Simple majority fails by one vote in House

POULSBO — At least one North Kitsap school board member was disappointed by the Washington State House’s failure to pass a bill that might have have made it easier for voters to pass school levies.

POULSBO — At least one North Kitsap school board member was disappointed by the Washington State House’s failure to pass a bill that might have have made it easier for voters to pass school levies.

The bill would have let voters decide whether to change the state Constitution, which was altered in 1944 to say that levies must be passed by “super majority” (60 percent of the vote) rather than “simple majority (50 percent).

“There’s so much energy spent trying to get a super majority that should be spent in the classroom,” school board member Catherine Ahl said. “The president can be elected with less than 50 percent of a vote; they certainly don’t need a super majority.”

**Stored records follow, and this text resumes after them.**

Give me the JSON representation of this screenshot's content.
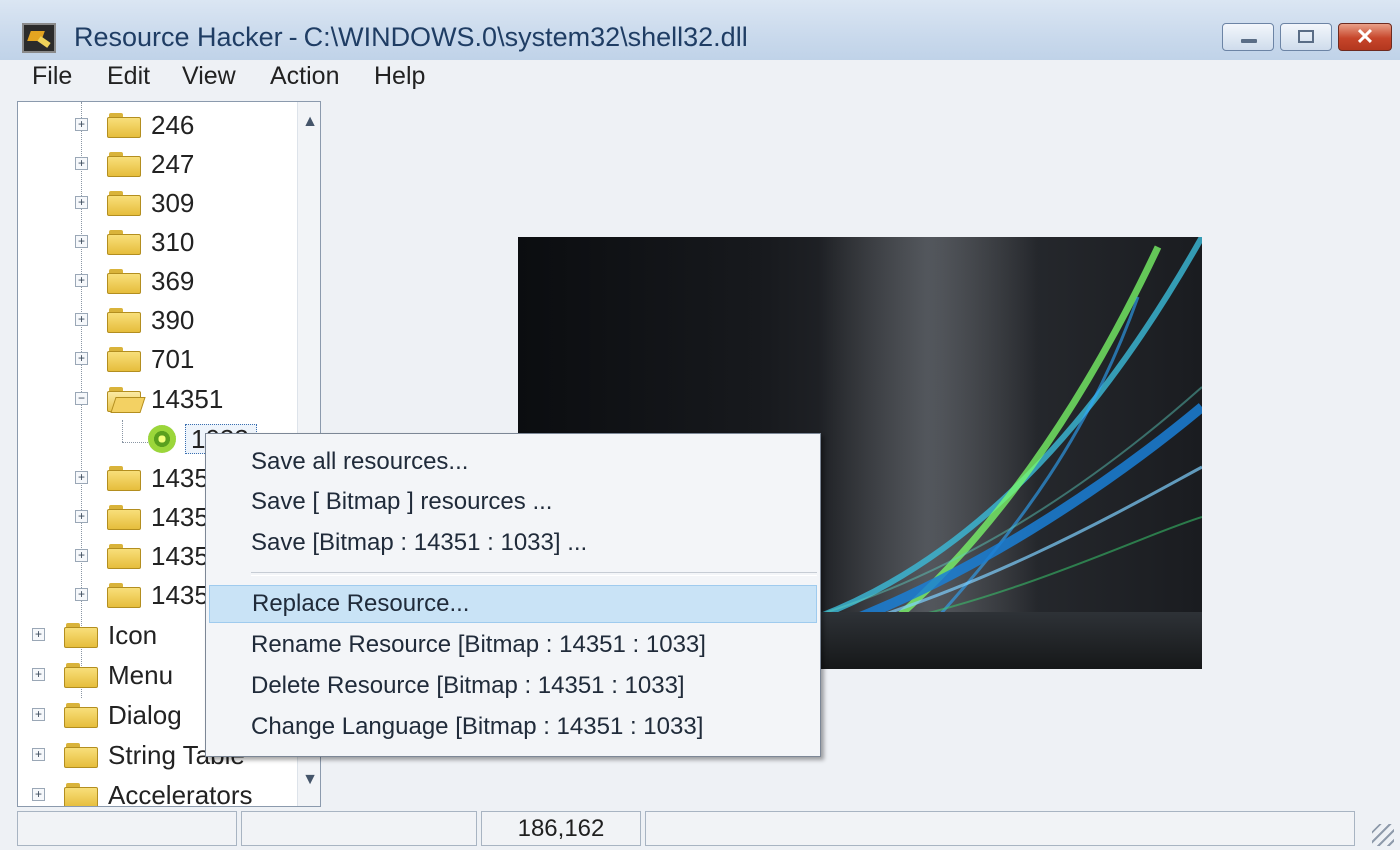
{
  "window": {
    "app_name": "Resource Hacker",
    "separator": "-",
    "file_path": "C:\\WINDOWS.0\\system32\\shell32.dll",
    "close_glyph": "✕"
  },
  "menubar": [
    "File",
    "Edit",
    "View",
    "Action",
    "Help"
  ],
  "tree": {
    "numbered_folders": [
      "246",
      "247",
      "309",
      "310",
      "369",
      "390",
      "701"
    ],
    "expanded_folder": "14351",
    "selected_leaf": "1033",
    "partial_folders": [
      "1435",
      "1435",
      "1435",
      "1435"
    ],
    "type_folders": [
      "Icon",
      "Menu",
      "Dialog",
      "String Table",
      "Accelerators"
    ]
  },
  "context_menu": {
    "items": [
      "Save all resources...",
      "Save [ Bitmap ] resources ...",
      "Save [Bitmap : 14351 : 1033] ...",
      "Replace Resource...",
      "Rename Resource [Bitmap : 14351 : 1033]",
      "Delete Resource [Bitmap : 14351 : 1033]",
      "Change Language [Bitmap : 14351 : 1033]"
    ],
    "highlighted_item": "Replace Resource..."
  },
  "statusbar": {
    "cells": [
      "",
      "",
      "186,162",
      ""
    ]
  },
  "colors": {
    "title_text": "#1f3d64",
    "menu_highlight": "#c9e3f6",
    "close_button": "#c6452a"
  },
  "icons": {
    "app": "resource-hacker-icon",
    "folder": "folder-icon",
    "leaf": "bitmap-gear-icon"
  }
}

While the bill got a majority of the voters (65-31), including the support of Representatives Beverly Woods and Phil Rockefeller, it fell short of the required two-thirds majority by a single vote.

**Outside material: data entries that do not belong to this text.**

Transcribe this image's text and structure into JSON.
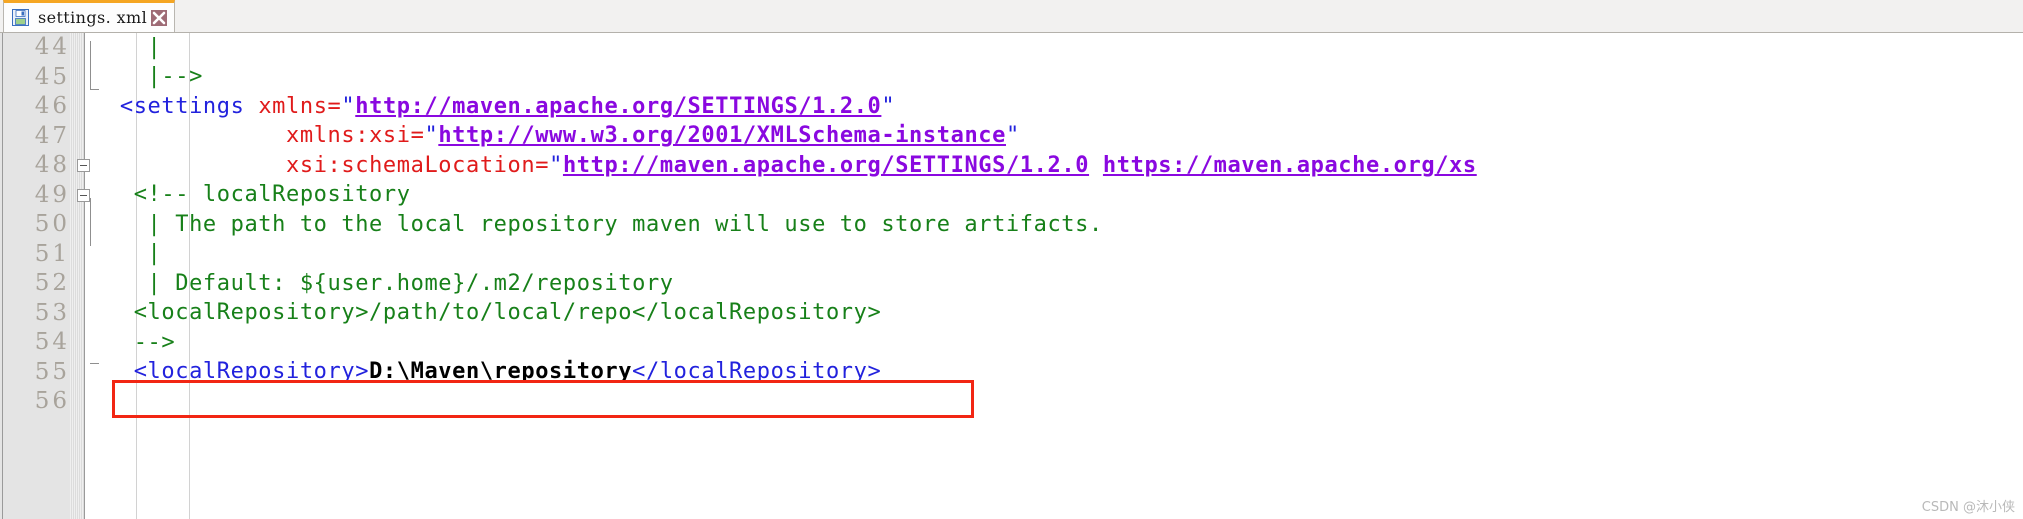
{
  "window": {
    "tab": {
      "title": "settings. xml",
      "save_icon": "floppy-disk-icon",
      "close_icon": "close-x-icon",
      "accent_color": "#f5a623"
    }
  },
  "editor": {
    "first_line": 44,
    "last_line": 56,
    "colors": {
      "comment": "#178019",
      "tag": "#2222dd",
      "attribute": "#e01b1b",
      "link": "#8a08e0",
      "text": "#000000",
      "gutter_bg": "#e4e4e4",
      "lineno": "#a8a39b",
      "highlight_box": "#f22613"
    },
    "lines": [
      {
        "number": "44",
        "fold": false,
        "tokens": [
          {
            "t": "   |",
            "c": "comment"
          }
        ]
      },
      {
        "number": "45",
        "fold": false,
        "tokens": [
          {
            "t": "   |-->",
            "c": "comment"
          }
        ]
      },
      {
        "number": "46",
        "fold": false,
        "tokens": [
          {
            "t": " <settings",
            "c": "tag"
          },
          {
            "t": " ",
            "c": "plain"
          },
          {
            "t": "xmlns",
            "c": "attr"
          },
          {
            "t": "=",
            "c": "attr"
          },
          {
            "t": "\"",
            "c": "str"
          },
          {
            "t": "http://maven.apache.org/SETTINGS/1.2.0",
            "c": "link"
          },
          {
            "t": "\"",
            "c": "str"
          }
        ]
      },
      {
        "number": "47",
        "fold": false,
        "tokens": [
          {
            "t": "             ",
            "c": "plain"
          },
          {
            "t": "xmlns:xsi",
            "c": "attr"
          },
          {
            "t": "=",
            "c": "attr"
          },
          {
            "t": "\"",
            "c": "str"
          },
          {
            "t": "http://www.w3.org/2001/XMLSchema-instance",
            "c": "link"
          },
          {
            "t": "\"",
            "c": "str"
          }
        ]
      },
      {
        "number": "48",
        "fold": true,
        "tokens": [
          {
            "t": "             ",
            "c": "plain"
          },
          {
            "t": "xsi:schemaLocation",
            "c": "attr"
          },
          {
            "t": "=",
            "c": "attr"
          },
          {
            "t": "\"",
            "c": "str"
          },
          {
            "t": "http://maven.apache.org/SETTINGS/1.2.0",
            "c": "link"
          },
          {
            "t": " ",
            "c": "plain"
          },
          {
            "t": "https://maven.apache.org/xs",
            "c": "link"
          }
        ]
      },
      {
        "number": "49",
        "fold": true,
        "tokens": [
          {
            "t": "  <!-- localRepository",
            "c": "comment"
          }
        ]
      },
      {
        "number": "50",
        "fold": false,
        "tokens": [
          {
            "t": "   | The path to the local repository maven will use to store artifacts.",
            "c": "comment"
          }
        ]
      },
      {
        "number": "51",
        "fold": false,
        "tokens": [
          {
            "t": "   |",
            "c": "comment"
          }
        ]
      },
      {
        "number": "52",
        "fold": false,
        "tokens": [
          {
            "t": "   | Default: ${user.home}/.m2/repository",
            "c": "comment"
          }
        ]
      },
      {
        "number": "53",
        "fold": false,
        "tokens": [
          {
            "t": "  <localRepository>/path/to/local/repo</localRepository>",
            "c": "comment"
          }
        ]
      },
      {
        "number": "54",
        "fold": false,
        "tokens": [
          {
            "t": "  -->",
            "c": "comment"
          }
        ]
      },
      {
        "number": "55",
        "fold": false,
        "highlighted": true,
        "tokens": [
          {
            "t": "  <localRepository>",
            "c": "tag"
          },
          {
            "t": "D:\\Maven\\repository",
            "c": "text"
          },
          {
            "t": "</localRepository>",
            "c": "tag"
          }
        ]
      },
      {
        "number": "56",
        "fold": false,
        "tokens": []
      }
    ]
  },
  "watermark": "CSDN @沐小侠"
}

School board representatives from North, Central, South Kitsap and Bremerton school districts had met with state legislators in November and told the legislators that the simple-majority bill was one of their top priorities.

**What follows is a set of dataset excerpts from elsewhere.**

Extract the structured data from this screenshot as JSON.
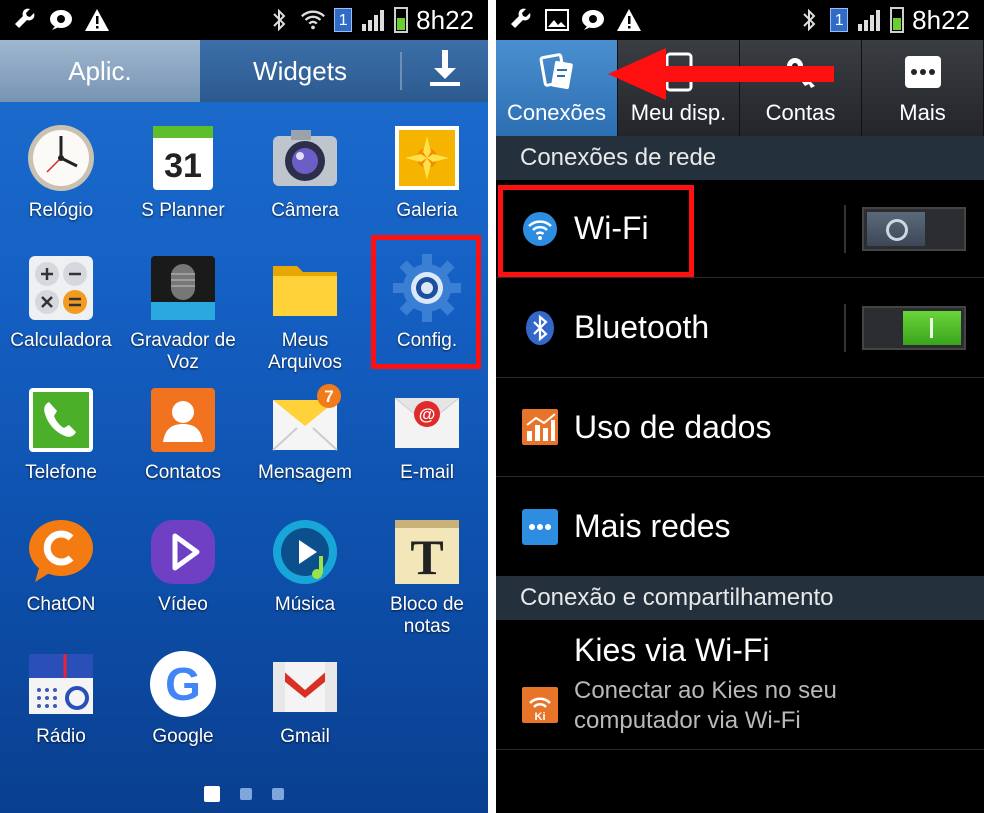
{
  "left_screen": {
    "status_time": "8h22",
    "status_badge": "1",
    "tabs": {
      "apps": "Aplic.",
      "widgets": "Widgets"
    },
    "apps": [
      {
        "label": "Relógio",
        "icon": "clock-icon"
      },
      {
        "label": "S Planner",
        "icon": "calendar-icon",
        "badge": "31"
      },
      {
        "label": "Câmera",
        "icon": "camera-icon"
      },
      {
        "label": "Galeria",
        "icon": "gallery-icon"
      },
      {
        "label": "Calculadora",
        "icon": "calculator-icon"
      },
      {
        "label": "Gravador de Voz",
        "icon": "microphone-icon"
      },
      {
        "label": "Meus Arquivos",
        "icon": "folder-icon"
      },
      {
        "label": "Config.",
        "icon": "gear-icon"
      },
      {
        "label": "Telefone",
        "icon": "phone-icon"
      },
      {
        "label": "Contatos",
        "icon": "contacts-icon"
      },
      {
        "label": "Mensagem",
        "icon": "message-icon",
        "badge": "7"
      },
      {
        "label": "E-mail",
        "icon": "email-icon"
      },
      {
        "label": "ChatON",
        "icon": "chaton-icon"
      },
      {
        "label": "Vídeo",
        "icon": "video-icon"
      },
      {
        "label": "Música",
        "icon": "music-icon"
      },
      {
        "label": "Bloco de notas",
        "icon": "notes-icon",
        "glyph": "T"
      },
      {
        "label": "Rádio",
        "icon": "radio-icon"
      },
      {
        "label": "Google",
        "icon": "google-icon",
        "glyph": "G"
      },
      {
        "label": "Gmail",
        "icon": "gmail-icon",
        "glyph": "M"
      }
    ],
    "page_dots": 3,
    "active_page": 0
  },
  "right_screen": {
    "status_time": "8h22",
    "status_badge": "1",
    "tabs": [
      {
        "label": "Conexões",
        "icon": "connections-icon",
        "active": true
      },
      {
        "label": "Meu disp.",
        "icon": "device-icon",
        "active": false
      },
      {
        "label": "Contas",
        "icon": "accounts-icon",
        "active": false
      },
      {
        "label": "Mais",
        "icon": "more-icon",
        "active": false
      }
    ],
    "section1": "Conexões de rede",
    "wifi": {
      "label": "Wi-Fi",
      "enabled": false
    },
    "bluetooth": {
      "label": "Bluetooth",
      "enabled": true
    },
    "data_usage": "Uso de dados",
    "more_networks": "Mais redes",
    "section2": "Conexão e compartilhamento",
    "kies": {
      "title": "Kies via Wi-Fi",
      "line1": "Conectar ao Kies no seu",
      "line2": "computador via Wi-Fi"
    }
  },
  "colors": {
    "highlight": "#ff1010",
    "accent_blue": "#2c6fb3",
    "toggle_on": "#3aa51c"
  }
}
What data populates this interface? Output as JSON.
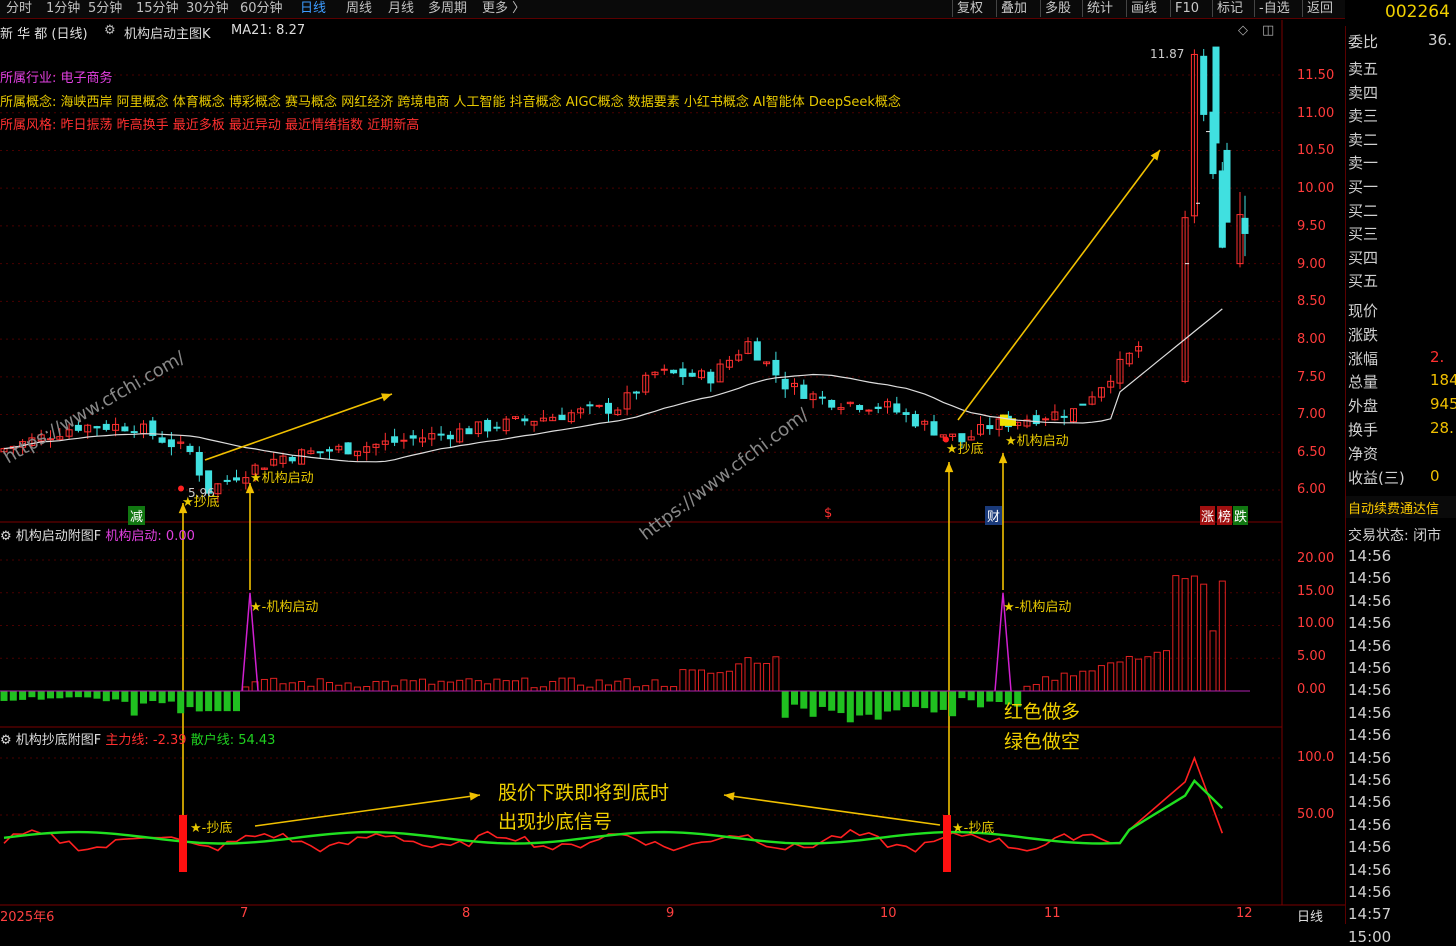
{
  "toolbar": {
    "periods": [
      "分时",
      "1分钟",
      "5分钟",
      "15分钟",
      "30分钟",
      "60分钟",
      "日线",
      "周线",
      "月线",
      "多周期",
      "更多 〉"
    ],
    "active_period": "日线",
    "right_buttons": [
      "复权",
      "叠加",
      "多股",
      "统计",
      "画线",
      "F10",
      "标记",
      "-自选",
      "返回"
    ],
    "stock_code": "002264"
  },
  "main_chart": {
    "title": "新 华 都 (日线)",
    "indicator_name": "机构启动主图K",
    "ma_label": "MA21: 8.27",
    "industry_label": "所属行业:",
    "industry_value": "电子商务",
    "concept_label": "所属概念:",
    "concept_value": "海峡西岸 阿里概念 体育概念 博彩概念 赛马概念 网红经济 跨境电商 人工智能 抖音概念 AIGC概念 数据要素 小红书概念 AI智能体 DeepSeek概念",
    "style_label": "所属风格:",
    "style_value": "昨日振荡 昨高换手 最近多板 最近异动 最近情绪指数 近期新高",
    "high_label": "11.87",
    "low_label": "5.96",
    "y_ticks": [
      "11.50",
      "11.00",
      "10.50",
      "10.00",
      "9.50",
      "9.00",
      "8.50",
      "8.00",
      "7.50",
      "7.00",
      "6.50",
      "6.00"
    ],
    "signals": [
      "★抄底",
      "★机构启动",
      "★抄底",
      "★机构启动"
    ],
    "markers": [
      "减",
      "$",
      "财",
      "涨",
      "榜",
      "跌"
    ],
    "watermark": "https://www.cfchi.com/"
  },
  "sub1": {
    "name": "机构启动附图F",
    "value_label": "机构启动: 0.00",
    "y_ticks": [
      "20.00",
      "15.00",
      "10.00",
      "5.00",
      "0.00"
    ],
    "signals": [
      "★-机构启动",
      "★-机构启动"
    ],
    "note_line1": "红色做多",
    "note_line2": "绿色做空"
  },
  "sub2": {
    "name": "机构抄底附图F",
    "main_line_label": "主力线: -2.39",
    "retail_line_label": "散户线: 54.43",
    "y_ticks": [
      "100.0",
      "50.00"
    ],
    "signals": [
      "★-抄底",
      "★-抄底"
    ],
    "note_line1": "股价下跌即将到底时",
    "note_line2": "出现抄底信号"
  },
  "x_axis": {
    "labels": [
      "2025年6",
      "7",
      "8",
      "9",
      "10",
      "11",
      "12"
    ],
    "period_label": "日线"
  },
  "quote_panel": {
    "wei_bi_label": "委比",
    "wei_bi_value": "36.",
    "sell_levels": [
      "卖五",
      "卖四",
      "卖三",
      "卖二",
      "卖一"
    ],
    "buy_levels": [
      "买一",
      "买二",
      "买三",
      "买四",
      "买五"
    ],
    "stats": [
      {
        "label": "现价",
        "value": ""
      },
      {
        "label": "涨跌",
        "value": ""
      },
      {
        "label": "涨幅",
        "value": "2."
      },
      {
        "label": "总量",
        "value": "184"
      },
      {
        "label": "外盘",
        "value": "945"
      },
      {
        "label": "换手",
        "value": "28."
      },
      {
        "label": "净资",
        "value": ""
      },
      {
        "label": "收益(三)",
        "value": "0"
      }
    ],
    "auto_renew": "自动续费通达信",
    "trade_status": "交易状态: 闭市",
    "times": [
      "14:56",
      "14:56",
      "14:56",
      "14:56",
      "14:56",
      "14:56",
      "14:56",
      "14:56",
      "14:56",
      "14:56",
      "14:56",
      "14:56",
      "14:56",
      "14:56",
      "14:56",
      "14:56",
      "14:57",
      "15:00"
    ]
  },
  "colors": {
    "up": "#ff3030",
    "down": "#40e0e0",
    "ma": "#dddddd",
    "signal": "#f0c000",
    "macd_up": "#e02020",
    "macd_down": "#20c020",
    "retail": "#20e020",
    "main": "#ff2020"
  },
  "chart_data": {
    "type": "candlestick",
    "price_axis": [
      6.0,
      11.5
    ],
    "ma21_last": 8.27,
    "high": 11.87,
    "low": 5.96,
    "sub1_axis": [
      0,
      20
    ],
    "sub2_axis": [
      50,
      100
    ]
  }
}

Ahl said that an amendment to the bill which was added in committee (and later voted down during negotiations), would have provided for a simple majority to pass a levy only during a primary or general election. This provision made the bill less appealing, according to Ahl. Levies are often run during special elections in February or March, she said, because it gives districts more time to financially plan the school year, or even time to run the levy again in the same year if needed.

But a levy run during a primary or general election, held toward the end of the year, would be more difficult to manage, Ahl said.

“That was a big problem,” she said.

But overall, Ahl is flummoxed as to why the legislators would vote against a bill that would have simply put the simple majority option on a statewide ballot.

“Every one of those representatives (who voted against the bill) has a school district in their district,” she said. “I don’t know how they’re going to explain this to their voters.”